Baca Juga: Bertepatan dengan Imlek, Barongsai dan Liong Hibur Pengunjung Candi Borobudur
Ketua Paguyuban SKMB Muhammad Zulianto menuturkan, ratusan pedagang yang belum kunjung mendapat lapak di Kampung Seni Borobudur bakal terus menagih janji TWB. Karena sudah hampir 10 bulan melakukan sejumlah audiensi hingga pemadanan data pedagang, tapi belum ada hasil dan kesepakatan.
Dalam pertemuan itu, mereka menuntut TWC agar mengakomodasi sebanyak 324 pedagang yang tergabung dalam SKMB, ditambah dengan enam pedagang non-SKMB. Sehingga totalnya masih ada 330 pedagang yang belum mendapat lapak. "Kami ingin masuk (ke kampung seni) dengan merdeka," bebernya, Rabu (29/1).
Dia menyebut, pada Kamis (30/1), para pedagang itu bisa melihat lapak yang nantinya digunakan untuk berjualan. Namun, mereka ingin agar setiap pedagang mendapat satu lapak dan tidak bersatu dengan koperasi yang saat ini sudah berjalan. Selain itu, para pedagang juga ingin agar lapak yang diperoleh tidak dalam satu blok dengan anggota koperasi itu.

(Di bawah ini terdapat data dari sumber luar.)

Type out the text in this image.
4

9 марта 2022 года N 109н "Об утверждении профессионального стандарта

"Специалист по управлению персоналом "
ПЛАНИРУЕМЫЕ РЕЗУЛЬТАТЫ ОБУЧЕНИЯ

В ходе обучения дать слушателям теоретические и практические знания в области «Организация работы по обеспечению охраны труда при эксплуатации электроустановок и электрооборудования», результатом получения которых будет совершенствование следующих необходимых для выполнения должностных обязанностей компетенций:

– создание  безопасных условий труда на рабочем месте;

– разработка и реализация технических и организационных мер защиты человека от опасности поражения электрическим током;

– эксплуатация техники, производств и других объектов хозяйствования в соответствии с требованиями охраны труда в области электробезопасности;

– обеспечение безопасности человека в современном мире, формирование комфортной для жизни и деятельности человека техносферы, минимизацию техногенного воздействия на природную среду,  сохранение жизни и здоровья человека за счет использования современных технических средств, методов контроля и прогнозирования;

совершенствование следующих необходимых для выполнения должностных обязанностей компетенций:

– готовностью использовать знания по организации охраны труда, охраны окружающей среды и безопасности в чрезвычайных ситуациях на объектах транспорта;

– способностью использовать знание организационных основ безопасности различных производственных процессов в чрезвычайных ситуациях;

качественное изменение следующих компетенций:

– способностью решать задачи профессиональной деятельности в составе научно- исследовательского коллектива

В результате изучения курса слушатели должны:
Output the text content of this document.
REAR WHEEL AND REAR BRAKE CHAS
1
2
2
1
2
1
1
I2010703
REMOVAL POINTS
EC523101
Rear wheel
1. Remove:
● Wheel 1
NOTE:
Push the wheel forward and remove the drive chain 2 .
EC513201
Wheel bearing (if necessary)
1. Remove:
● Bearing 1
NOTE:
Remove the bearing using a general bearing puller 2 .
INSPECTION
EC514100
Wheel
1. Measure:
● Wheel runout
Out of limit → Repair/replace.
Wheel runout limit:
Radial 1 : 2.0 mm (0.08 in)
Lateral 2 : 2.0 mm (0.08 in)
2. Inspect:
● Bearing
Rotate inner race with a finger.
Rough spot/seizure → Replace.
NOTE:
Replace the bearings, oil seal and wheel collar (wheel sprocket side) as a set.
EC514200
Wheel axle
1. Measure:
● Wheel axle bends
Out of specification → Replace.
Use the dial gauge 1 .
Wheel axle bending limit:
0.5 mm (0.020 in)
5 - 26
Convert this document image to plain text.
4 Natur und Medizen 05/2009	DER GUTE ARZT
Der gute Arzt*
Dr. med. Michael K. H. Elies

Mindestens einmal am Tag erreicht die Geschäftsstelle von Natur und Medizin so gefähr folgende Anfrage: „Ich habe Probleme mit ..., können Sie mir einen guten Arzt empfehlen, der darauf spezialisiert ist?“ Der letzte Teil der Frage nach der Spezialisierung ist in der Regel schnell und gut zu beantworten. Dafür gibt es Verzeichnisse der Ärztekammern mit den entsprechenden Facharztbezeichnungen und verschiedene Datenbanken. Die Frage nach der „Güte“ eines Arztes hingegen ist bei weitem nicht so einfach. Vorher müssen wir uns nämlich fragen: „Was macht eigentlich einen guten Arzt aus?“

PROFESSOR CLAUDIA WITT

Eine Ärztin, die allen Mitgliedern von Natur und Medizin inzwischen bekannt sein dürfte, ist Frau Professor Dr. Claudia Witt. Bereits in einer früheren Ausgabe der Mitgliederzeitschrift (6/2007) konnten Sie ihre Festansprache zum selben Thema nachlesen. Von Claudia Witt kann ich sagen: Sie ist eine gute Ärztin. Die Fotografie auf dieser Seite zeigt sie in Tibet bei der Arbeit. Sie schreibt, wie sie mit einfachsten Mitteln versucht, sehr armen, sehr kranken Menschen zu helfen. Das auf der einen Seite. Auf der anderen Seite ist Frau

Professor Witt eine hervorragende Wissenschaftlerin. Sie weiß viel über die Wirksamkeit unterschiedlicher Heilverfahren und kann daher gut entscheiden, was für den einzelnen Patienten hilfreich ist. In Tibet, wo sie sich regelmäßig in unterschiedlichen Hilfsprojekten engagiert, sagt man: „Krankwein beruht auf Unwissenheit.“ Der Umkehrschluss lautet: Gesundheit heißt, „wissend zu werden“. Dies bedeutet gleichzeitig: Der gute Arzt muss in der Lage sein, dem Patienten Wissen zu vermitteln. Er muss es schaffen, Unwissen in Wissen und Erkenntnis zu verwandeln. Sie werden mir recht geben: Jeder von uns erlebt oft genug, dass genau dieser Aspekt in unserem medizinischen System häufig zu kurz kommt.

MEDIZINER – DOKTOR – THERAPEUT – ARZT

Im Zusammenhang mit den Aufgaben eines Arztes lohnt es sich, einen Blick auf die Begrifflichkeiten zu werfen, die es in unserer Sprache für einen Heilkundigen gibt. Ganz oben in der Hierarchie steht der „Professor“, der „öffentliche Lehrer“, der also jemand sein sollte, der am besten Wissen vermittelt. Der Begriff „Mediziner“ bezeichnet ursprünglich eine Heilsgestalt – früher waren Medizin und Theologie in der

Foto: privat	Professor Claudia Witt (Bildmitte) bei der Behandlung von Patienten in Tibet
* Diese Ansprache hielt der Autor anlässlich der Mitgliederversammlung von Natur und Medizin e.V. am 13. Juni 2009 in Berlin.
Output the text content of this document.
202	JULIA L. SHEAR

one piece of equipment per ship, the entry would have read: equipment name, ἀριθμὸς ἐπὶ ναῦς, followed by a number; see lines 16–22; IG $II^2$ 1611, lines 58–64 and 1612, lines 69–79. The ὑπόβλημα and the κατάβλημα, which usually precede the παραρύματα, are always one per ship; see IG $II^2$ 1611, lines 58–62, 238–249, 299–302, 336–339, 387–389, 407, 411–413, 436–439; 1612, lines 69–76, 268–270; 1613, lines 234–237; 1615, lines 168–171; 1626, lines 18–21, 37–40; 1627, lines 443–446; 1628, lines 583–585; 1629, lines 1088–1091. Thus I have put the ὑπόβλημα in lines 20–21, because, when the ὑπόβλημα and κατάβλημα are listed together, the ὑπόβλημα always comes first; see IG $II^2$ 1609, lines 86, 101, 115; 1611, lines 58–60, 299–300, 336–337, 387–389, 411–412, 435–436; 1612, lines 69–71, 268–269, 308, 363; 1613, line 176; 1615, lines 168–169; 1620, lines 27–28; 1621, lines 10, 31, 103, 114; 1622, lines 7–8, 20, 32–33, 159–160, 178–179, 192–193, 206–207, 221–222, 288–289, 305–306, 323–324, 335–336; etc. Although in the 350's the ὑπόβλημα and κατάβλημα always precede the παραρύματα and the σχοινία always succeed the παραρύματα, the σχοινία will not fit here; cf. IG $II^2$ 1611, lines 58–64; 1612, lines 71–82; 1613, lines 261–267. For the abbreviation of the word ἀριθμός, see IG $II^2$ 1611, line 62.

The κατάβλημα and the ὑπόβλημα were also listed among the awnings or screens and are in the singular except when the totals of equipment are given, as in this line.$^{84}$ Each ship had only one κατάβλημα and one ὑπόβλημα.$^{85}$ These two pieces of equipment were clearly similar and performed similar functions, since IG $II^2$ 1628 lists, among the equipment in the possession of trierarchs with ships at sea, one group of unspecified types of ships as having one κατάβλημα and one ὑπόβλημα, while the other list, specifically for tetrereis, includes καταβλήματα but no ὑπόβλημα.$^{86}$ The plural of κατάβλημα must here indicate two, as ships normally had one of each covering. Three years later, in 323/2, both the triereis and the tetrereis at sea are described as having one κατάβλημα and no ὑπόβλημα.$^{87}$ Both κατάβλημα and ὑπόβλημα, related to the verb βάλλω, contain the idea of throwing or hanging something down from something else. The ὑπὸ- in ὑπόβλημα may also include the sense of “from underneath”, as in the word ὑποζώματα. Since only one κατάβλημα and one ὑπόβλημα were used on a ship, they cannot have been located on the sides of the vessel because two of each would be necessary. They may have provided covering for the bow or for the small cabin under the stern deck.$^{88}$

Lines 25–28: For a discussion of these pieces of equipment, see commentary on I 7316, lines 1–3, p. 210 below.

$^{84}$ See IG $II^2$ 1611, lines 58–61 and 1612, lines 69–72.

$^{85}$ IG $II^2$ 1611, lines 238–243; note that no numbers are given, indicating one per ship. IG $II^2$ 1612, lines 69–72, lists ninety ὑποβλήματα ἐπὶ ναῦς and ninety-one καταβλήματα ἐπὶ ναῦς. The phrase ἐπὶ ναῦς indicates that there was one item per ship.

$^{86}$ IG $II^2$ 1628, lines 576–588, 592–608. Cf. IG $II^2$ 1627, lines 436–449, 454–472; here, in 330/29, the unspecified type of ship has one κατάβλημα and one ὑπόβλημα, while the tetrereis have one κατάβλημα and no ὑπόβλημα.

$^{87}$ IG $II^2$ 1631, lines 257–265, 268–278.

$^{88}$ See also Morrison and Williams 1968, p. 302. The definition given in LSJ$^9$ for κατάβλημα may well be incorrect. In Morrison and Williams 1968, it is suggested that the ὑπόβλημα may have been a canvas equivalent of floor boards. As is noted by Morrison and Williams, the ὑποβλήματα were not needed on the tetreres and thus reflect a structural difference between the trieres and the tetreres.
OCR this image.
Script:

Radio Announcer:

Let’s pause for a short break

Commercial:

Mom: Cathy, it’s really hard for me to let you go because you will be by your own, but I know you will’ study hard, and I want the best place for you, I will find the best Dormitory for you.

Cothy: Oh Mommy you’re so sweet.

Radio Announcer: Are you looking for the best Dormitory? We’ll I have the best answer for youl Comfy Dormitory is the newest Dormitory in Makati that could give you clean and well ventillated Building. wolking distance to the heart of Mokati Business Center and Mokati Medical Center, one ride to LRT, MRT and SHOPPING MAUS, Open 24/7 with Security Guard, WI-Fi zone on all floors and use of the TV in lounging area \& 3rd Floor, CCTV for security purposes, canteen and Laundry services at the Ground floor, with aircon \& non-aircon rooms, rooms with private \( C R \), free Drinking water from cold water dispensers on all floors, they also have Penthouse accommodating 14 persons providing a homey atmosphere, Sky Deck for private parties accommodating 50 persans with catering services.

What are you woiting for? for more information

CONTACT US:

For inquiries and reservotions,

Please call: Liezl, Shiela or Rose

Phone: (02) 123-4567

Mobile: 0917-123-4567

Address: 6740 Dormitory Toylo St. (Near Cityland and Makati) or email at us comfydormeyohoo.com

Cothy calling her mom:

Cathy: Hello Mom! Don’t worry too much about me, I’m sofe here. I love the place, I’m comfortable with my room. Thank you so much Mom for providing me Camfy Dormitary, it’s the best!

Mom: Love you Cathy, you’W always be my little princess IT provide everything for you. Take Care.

Zulianto berharap, TWB bisa menempati janjinya dan menenuhi tuntutan dari para pedagang. "Semoga satu pedagang dapat satu lapak, sesuai data (jumlah pedagang) dari kami. Yang penting, (bloknya) jauh dari koperasi lain. Biar tidak ada benturan," ujarnya.
Sementara itu, Direktur TWB Mardijono Nugroho menyampaikan, bakal tetap menyediakan lapak bagi para pedagang SKMB. Hanya saja, dia tidak menjawab soal mampu tidaknya mengakomodasi 330 pedagang. Karena dimungkinkan satu lapak bisa dihuni beberapa pedagang. "Kami lihat kenyataannya berapa (yang membutuhkan lapak)," paparnya.
Dia juga membuka peluang terkait penambahan satu blok lagi untuk pedagang di Kampung Seni Borobudur. Namun, modifikasi kawasan itu nenunggu dari Kementerian Pekerjaan Umum. "Besok (hari ini, Red) mereka akan melihat lokasi (lapaknya) di mana agar bisa beradaptasi," imbuhnya. (aya)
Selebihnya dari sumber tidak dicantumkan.